What these particular graphs do not show is the magnitude of each MME. Some die-offs are truly massive, and others are on a smaller scale. Further complicating the issue is the overall population size of the species. In a very common species, millions of individuals could die, drawing a great deal of human attention to the spectacle, and yet have little impact on the population’s overall viability. A very rare species might lose only a hundred of its number and face local or regional extinction without attracting much, if any, human attention. The differences in MME magnitude varies across different taxonomic groups too.
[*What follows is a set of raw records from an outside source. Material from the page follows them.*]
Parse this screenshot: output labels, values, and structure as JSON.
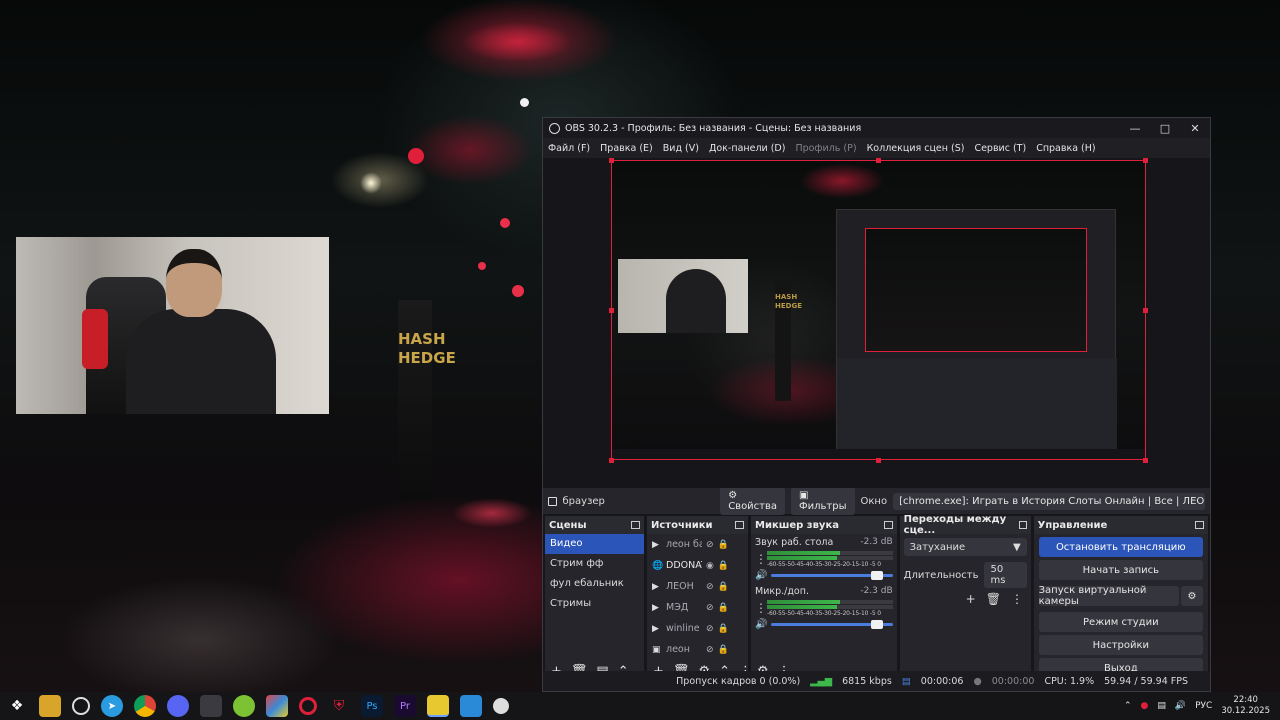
{
  "obs": {
    "title": "OBS 30.2.3 - Профиль: Без названия - Сцены: Без названия",
    "menu": [
      {
        "label": "Файл (F)",
        "enabled": true
      },
      {
        "label": "Правка (E)",
        "enabled": true
      },
      {
        "label": "Вид (V)",
        "enabled": true
      },
      {
        "label": "Док-панели (D)",
        "enabled": true
      },
      {
        "label": "Профиль (P)",
        "enabled": false
      },
      {
        "label": "Коллекция сцен (S)",
        "enabled": true
      },
      {
        "label": "Сервис (T)",
        "enabled": true
      },
      {
        "label": "Справка (H)",
        "enabled": true
      }
    ],
    "source_bar": {
      "source_name": "браузер",
      "properties_label": "Свойства",
      "filters_label": "Фильтры",
      "window_label": "Окно",
      "window_value": "[chrome.exe]: Играть в История Слоты Онлайн | Все | ЛЕОН - Google Chrome"
    },
    "scenes": {
      "title": "Сцены",
      "items": [
        "Видео",
        "Стрим фф",
        "фул ебальник",
        "Стримы"
      ],
      "selected": "Видео"
    },
    "sources": {
      "title": "Источники",
      "items": [
        {
          "label": "леон баг",
          "icon": "play-icon",
          "visible": false
        },
        {
          "label": "DDONAT",
          "icon": "globe-icon",
          "visible": true
        },
        {
          "label": "ЛЕОН",
          "icon": "play-icon",
          "visible": false
        },
        {
          "label": "МЭД",
          "icon": "play-icon",
          "visible": false
        },
        {
          "label": "winline €",
          "icon": "play-icon",
          "visible": false
        },
        {
          "label": "леон",
          "icon": "image-icon",
          "visible": false
        }
      ]
    },
    "mixer": {
      "title": "Микшер звука",
      "channels": [
        {
          "name": "Звук раб. стола",
          "db": "-2.3 dB"
        },
        {
          "name": "Микр./доп.",
          "db": "-2.3 dB"
        }
      ],
      "scale": "-60-55-50-45-40-35-30-25-20-15-10 -5 0"
    },
    "transitions": {
      "title": "Переходы между сце...",
      "selected": "Затухание",
      "duration_label": "Длительность",
      "duration_value": "50 ms"
    },
    "controls": {
      "title": "Управление",
      "stop_stream": "Остановить трансляцию",
      "start_record": "Начать запись",
      "virtual_cam": "Запуск виртуальной камеры",
      "studio_mode": "Режим студии",
      "settings": "Настройки",
      "exit": "Выход"
    },
    "status": {
      "dropped": "Пропуск кадров 0 (0.0%)",
      "bitrate": "6815 kbps",
      "stream_time": "00:00:06",
      "record_time": "00:00:00",
      "cpu": "CPU: 1.9%",
      "fps": "59.94 / 59.94 FPS"
    }
  },
  "wallpaper": {
    "banner_text": "HASH HEDGE"
  },
  "taskbar": {
    "apps": [
      "start-icon",
      "explorer-icon",
      "obs-icon",
      "telegram-icon",
      "chrome-icon",
      "discord-icon",
      "steam-icon",
      "android-icon",
      "winrar-icon",
      "opera-icon",
      "shield-icon",
      "photoshop-icon",
      "premiere-icon",
      "files-icon",
      "vpn-icon",
      "other-icon"
    ],
    "app_labels": {
      "photoshop": "Ps",
      "premiere": "Pr"
    },
    "language": "РУС",
    "time": "22:40",
    "date": "30.12.2025"
  },
  "colors": {
    "accent": "#2b55b8",
    "selection_outline": "#e0203a",
    "meter_green": "#3fb84b"
  }
}
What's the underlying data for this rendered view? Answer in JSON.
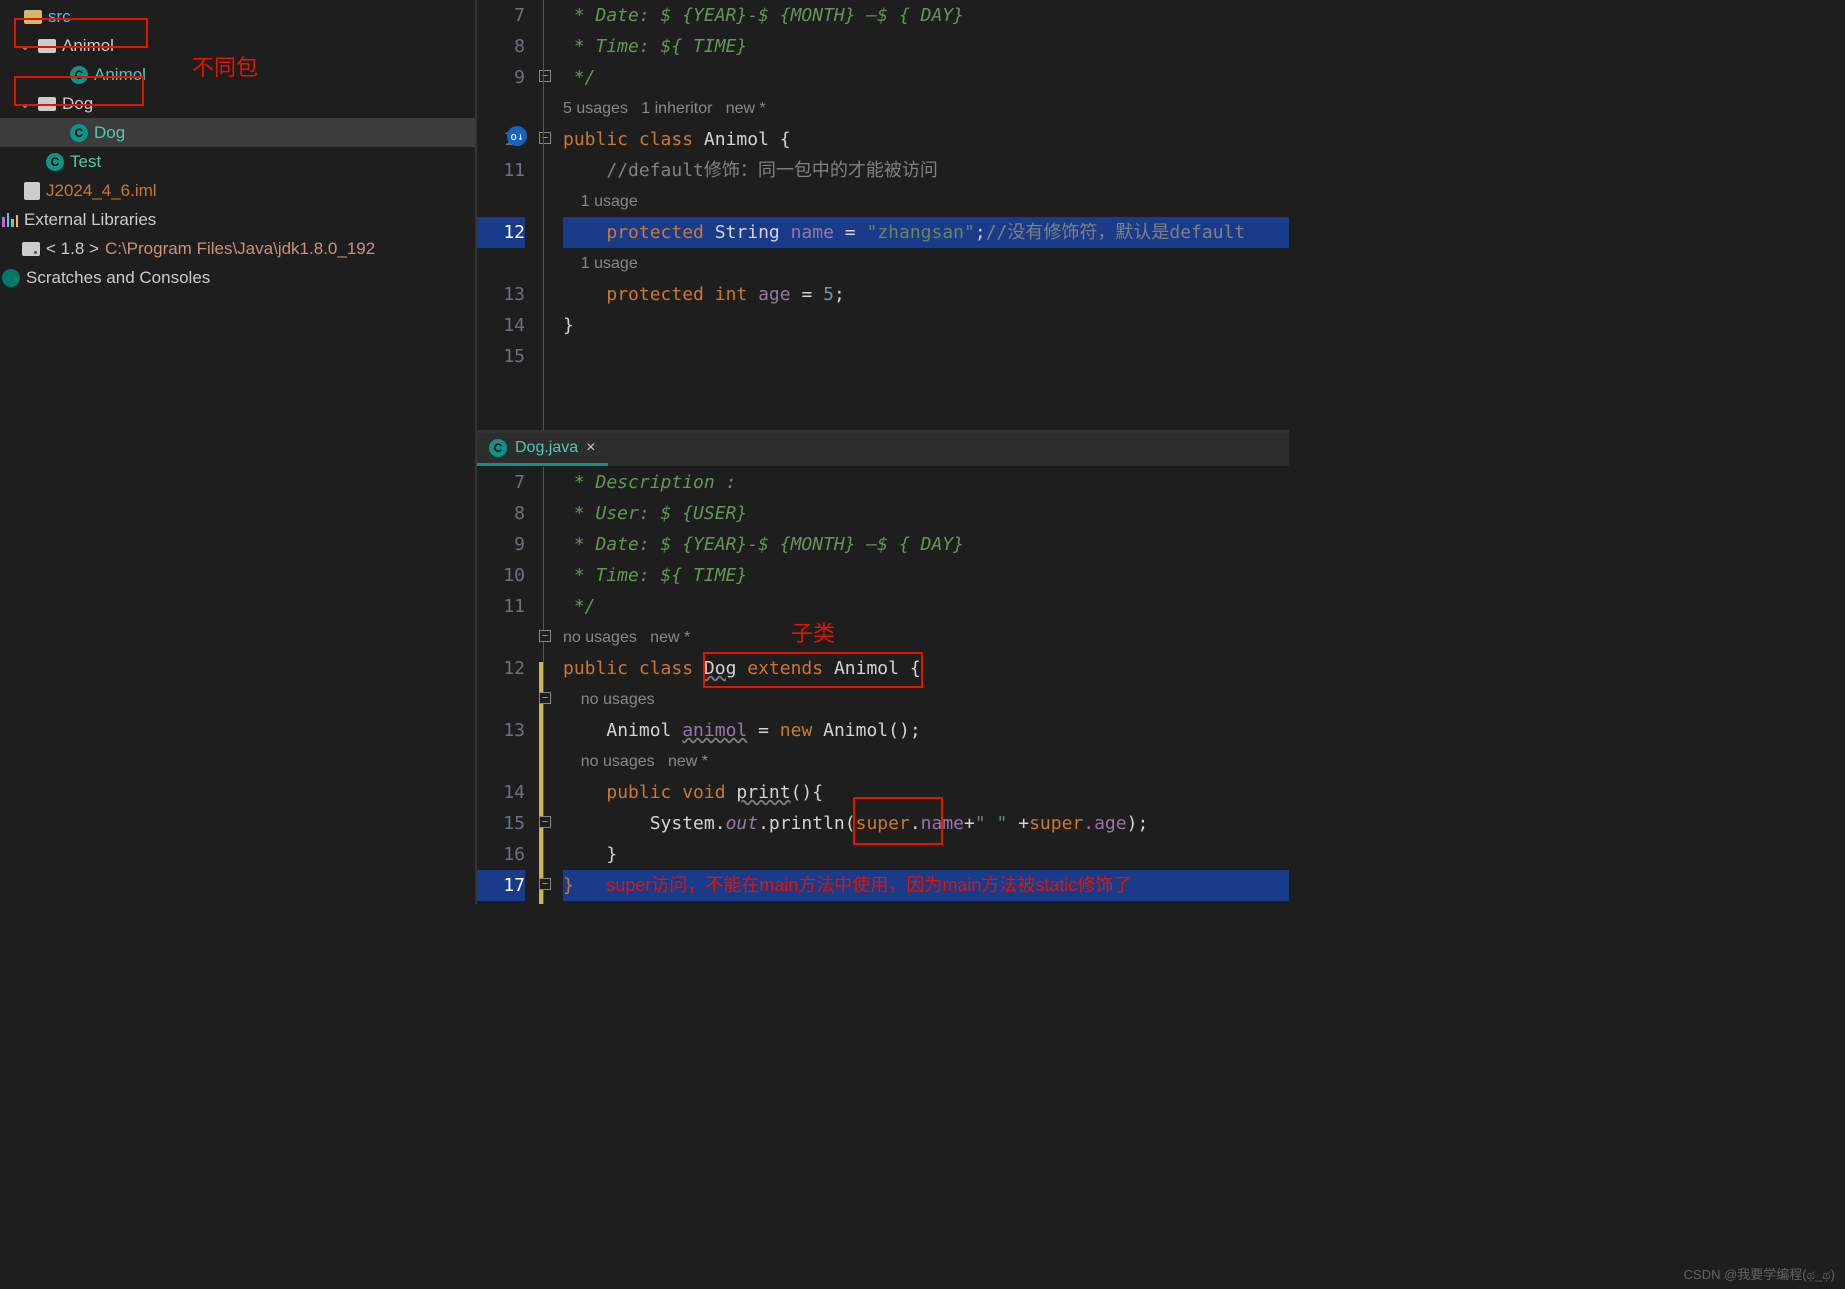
{
  "sidebar": {
    "src_label": "src",
    "animol_folder": "Animol",
    "animol_class": "Animol",
    "dog_folder": "Dog",
    "dog_class": "Dog",
    "test_class": "Test",
    "iml_file": "J2024_4_6.iml",
    "ext_lib": "External Libraries",
    "jdk_prefix": "< 1.8 >",
    "jdk_path": "C:\\Program Files\\Java\\jdk1.8.0_192",
    "scratch": "Scratches and Consoles"
  },
  "annotations": {
    "diff_pkg": "不同包",
    "subclass": "子类",
    "super_note": "super访问，不能在main方法中使用，因为main方法被static修饰了"
  },
  "pane1": {
    "lines": {
      "l7": " * Date: $ {YEAR}-$ {MONTH} —$ { DAY}",
      "l8": " * Time: ${ TIME}",
      "l9": " */",
      "hint_usage": "5 usages   1 inheritor   new *",
      "l10_public": "public ",
      "l10_class": "class ",
      "l10_name": "Animol",
      "l10_brace": " {",
      "l11": "//default修饰：同一包中的才能被访问",
      "hint_1u": "1 usage",
      "l12_prot": "protected ",
      "l12_type": "String ",
      "l12_name": "name",
      "l12_eq": " = ",
      "l12_str": "\"zhangsan\"",
      "l12_semi": ";",
      "l12_com": "//没有修饰符，默认是default",
      "l13_prot": "protected ",
      "l13_type": "int ",
      "l13_name": "age",
      "l13_eq": " = ",
      "l13_val": "5",
      "l13_semi": ";",
      "l14": "}"
    },
    "numbers": [
      "7",
      "8",
      "9",
      "10",
      "11",
      "12",
      "13",
      "14",
      "15"
    ]
  },
  "pane2": {
    "tab_name": "Dog.java",
    "lines": {
      "l7": " * Description :",
      "l8": " * User: $ {USER}",
      "l9": " * Date: $ {YEAR}-$ {MONTH} —$ { DAY}",
      "l10": " * Time: ${ TIME}",
      "l11": " */",
      "hint_nu": "no usages   new *",
      "l12_public": "public ",
      "l12_class": "class ",
      "l12_dog": "Dog",
      "l12_ext": " extends ",
      "l12_ani": "Animol",
      "l12_brace": " {",
      "hint_nou": "no usages",
      "l13_type": "Animol ",
      "l13_var": "animol",
      "l13_eq": " = ",
      "l13_new": "new ",
      "l13_ani": "Animol",
      "l13_end": "();",
      "l14_public": "public ",
      "l14_void": "void ",
      "l14_name": "print",
      "l14_end": "(){",
      "l15_sys": "System.",
      "l15_out": "out",
      "l15_pr": ".println(",
      "l15_sup1": "super",
      "l15_dot": ".",
      "l15_name": "name",
      "l15_plus": "+",
      "l15_sp": "\" \"",
      "l15_plus2": " +",
      "l15_sup2": "super",
      "l15_age": ".age",
      "l15_end": ");",
      "l16": "}",
      "l17": "}"
    },
    "numbers": [
      "7",
      "8",
      "9",
      "10",
      "11",
      "12",
      "13",
      "14",
      "15",
      "16",
      "17"
    ]
  },
  "watermark": "CSDN @我要学编程(ಥ_ಥ)"
}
In other words, the trends in magnitude of die-offs in amphibians do not hold for birds or mammals. The reasons for this are not simple or straightforward. There are several factors that may be at play, and sorting them out is challenging. The scientific community does shift in its foci over time, and while disease or toxic algal blooms may be in the spotlight for several years, interest in those can wane as scientists shift toward a focus on prey availabilty, or climate change as drivers. This is not either/ or of course, but these kinds of shifts do play a role. If we have not had entirely consistent attention on all the different potential causes of MMEs across all taxa, then we may have missed some significant ones while attention was turned elsewhere. In addition, there are the issues of scientific advances, which have made it possible to pinpoint causes of MMEs like algal toxins or viral diseases that simply could not be diagnosed fifty years ago due to lack of technological ability. These researchers also point out that, while scientists travel the globe in the course of their work, coverage is not uniform. Many more investigators are at work in Europe and North America, for instance, than in most regions of the developing world. These biases can lead us to miss entirely die-offs that happen in these less scrutinized regions.
What does appear clear is that, rather than pinpointing a single cause of wildlife die-offs as the main culprit, the number of events due to multiple stressors is likely to increase. Climate change can induce thermal stress on organisms not adapted to warming oceans, prey availability can threaten the survival of creatures already marginal in their foraging, and increasing severity of storms, droughts, and floods will converge on these species more and more often. Human-introduced pathogens will continue to pile on as well. What this paper tells us is that, in addition to doing whatever we can to address these threats, we must also make sure scientists are continuing to focus on mass mortality events. Interestingly, it is still the case that most wildlife mortality events are reported only in newspapers, and never make it into the primary scientific literature at all.
All the more impetus for me to finish up verifying all your volunteer data and get some publications out on seabird mortality on the east coast. I suppose a blizzard day is a good time to hunker down and do some of that work.